The CSR needs to contain the following attributes:
- Country Name (C): Use the two-letter code without punctuation for country, for example: US or CA.
- State or Province (S): Spell out the state completely; do not abbreviate the state or province name, for example: California.
- Locality or City (L): The Locality field is the city or town name, for example: Berkeley.
- Organization (O): If your company or department has an &, @, or any other symbol using the shift key in its name, you must spell out the symbol or omit it to enroll, for example: XY & Z Corporation would be XYZ Corportation or XY and Z Corportation.
- Organizational Unit (OU): This field is the name of the department or organization unit making the request.
- Common Name (CN): The Common Name is the Host + Domain Name. It looks like "www.company.com" or "company.com".
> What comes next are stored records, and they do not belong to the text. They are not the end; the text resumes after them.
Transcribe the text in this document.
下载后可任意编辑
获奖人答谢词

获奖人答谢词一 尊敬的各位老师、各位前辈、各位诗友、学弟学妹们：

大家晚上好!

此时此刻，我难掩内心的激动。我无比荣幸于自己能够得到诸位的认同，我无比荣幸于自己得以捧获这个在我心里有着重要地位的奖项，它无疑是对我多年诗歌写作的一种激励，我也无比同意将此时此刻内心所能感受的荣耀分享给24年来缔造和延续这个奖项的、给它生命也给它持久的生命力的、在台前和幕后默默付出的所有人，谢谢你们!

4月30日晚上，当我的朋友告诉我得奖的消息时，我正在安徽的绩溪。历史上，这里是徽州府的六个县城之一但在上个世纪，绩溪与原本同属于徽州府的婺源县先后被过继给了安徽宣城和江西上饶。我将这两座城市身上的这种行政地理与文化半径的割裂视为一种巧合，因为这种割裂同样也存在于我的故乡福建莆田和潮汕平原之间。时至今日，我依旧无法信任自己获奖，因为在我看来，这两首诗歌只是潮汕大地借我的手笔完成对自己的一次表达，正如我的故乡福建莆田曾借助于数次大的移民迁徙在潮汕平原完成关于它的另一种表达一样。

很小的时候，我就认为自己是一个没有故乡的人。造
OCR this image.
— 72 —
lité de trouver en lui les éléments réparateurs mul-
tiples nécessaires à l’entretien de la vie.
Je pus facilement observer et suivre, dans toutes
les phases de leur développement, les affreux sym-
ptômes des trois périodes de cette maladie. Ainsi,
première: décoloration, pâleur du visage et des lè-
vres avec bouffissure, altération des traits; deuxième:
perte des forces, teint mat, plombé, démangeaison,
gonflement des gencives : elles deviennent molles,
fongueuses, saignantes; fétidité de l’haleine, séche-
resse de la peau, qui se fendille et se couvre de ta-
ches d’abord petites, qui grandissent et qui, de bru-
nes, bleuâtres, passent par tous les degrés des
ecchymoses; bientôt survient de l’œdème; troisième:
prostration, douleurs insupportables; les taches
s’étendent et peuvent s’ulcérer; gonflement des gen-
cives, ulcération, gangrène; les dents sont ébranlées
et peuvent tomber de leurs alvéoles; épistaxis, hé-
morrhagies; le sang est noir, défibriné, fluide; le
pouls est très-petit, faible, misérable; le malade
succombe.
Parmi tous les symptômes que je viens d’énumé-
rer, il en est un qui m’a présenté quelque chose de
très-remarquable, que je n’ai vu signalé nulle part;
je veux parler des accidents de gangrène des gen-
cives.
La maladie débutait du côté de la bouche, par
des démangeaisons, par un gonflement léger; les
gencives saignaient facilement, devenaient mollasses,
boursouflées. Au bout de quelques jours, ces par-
Note: VeriSign certificates can only be used on Web servers using the Common Name specified during enrollment. For example, a certificate for the domain "domain.com" will receive a warning if accessing a site named "www.domain.com" or "secure.domain.com", because "www.domain.com" and "secure.domain.com" are different from "domain.com".
VeriSign recommends that you contact Sybase for additional information.
Generate a Private Key Pair
Retail customers Note: The recommended key bit size is 2048-bit. All certificates that will expire after October, 2013 must have a 2048 bit key size.
MPKI for SSL customers Note: The recommended key bit size is 2048-bit. All certificates that will expire after December, 2013 must have a 2048 bit key size.
- Under Administrative Tools, open Internet Services Manager.
- Open the Properties window by right-clicking on the name of the Web site you wish to secure.
- Click the Directory Security tab.
- Click Server Certificate in the Secure communications section. If you have not used this option before the Edit button will not be active.
- Select Create a new certificate
- Select Prepare the request now, but send it later. VeriSign only accepts CSRs through the enrollment process forms. We do not accept CSRs over email.
- Complete the information requested by the IIS Certificate Wizard to create a private key that is stored locally on your server and a public key (the Certificate Signing Request) that you will use during the enrollment process. You have successfully generated a CSR file. See Terms Defined if you have questions about any of the information requested.
- Click Finish to exit the IIS Certificate Wizard. A CSR file has been generated.
- Verify your CSR
- Go to the enrollment form and paste the information into the form when prompted for the CSR.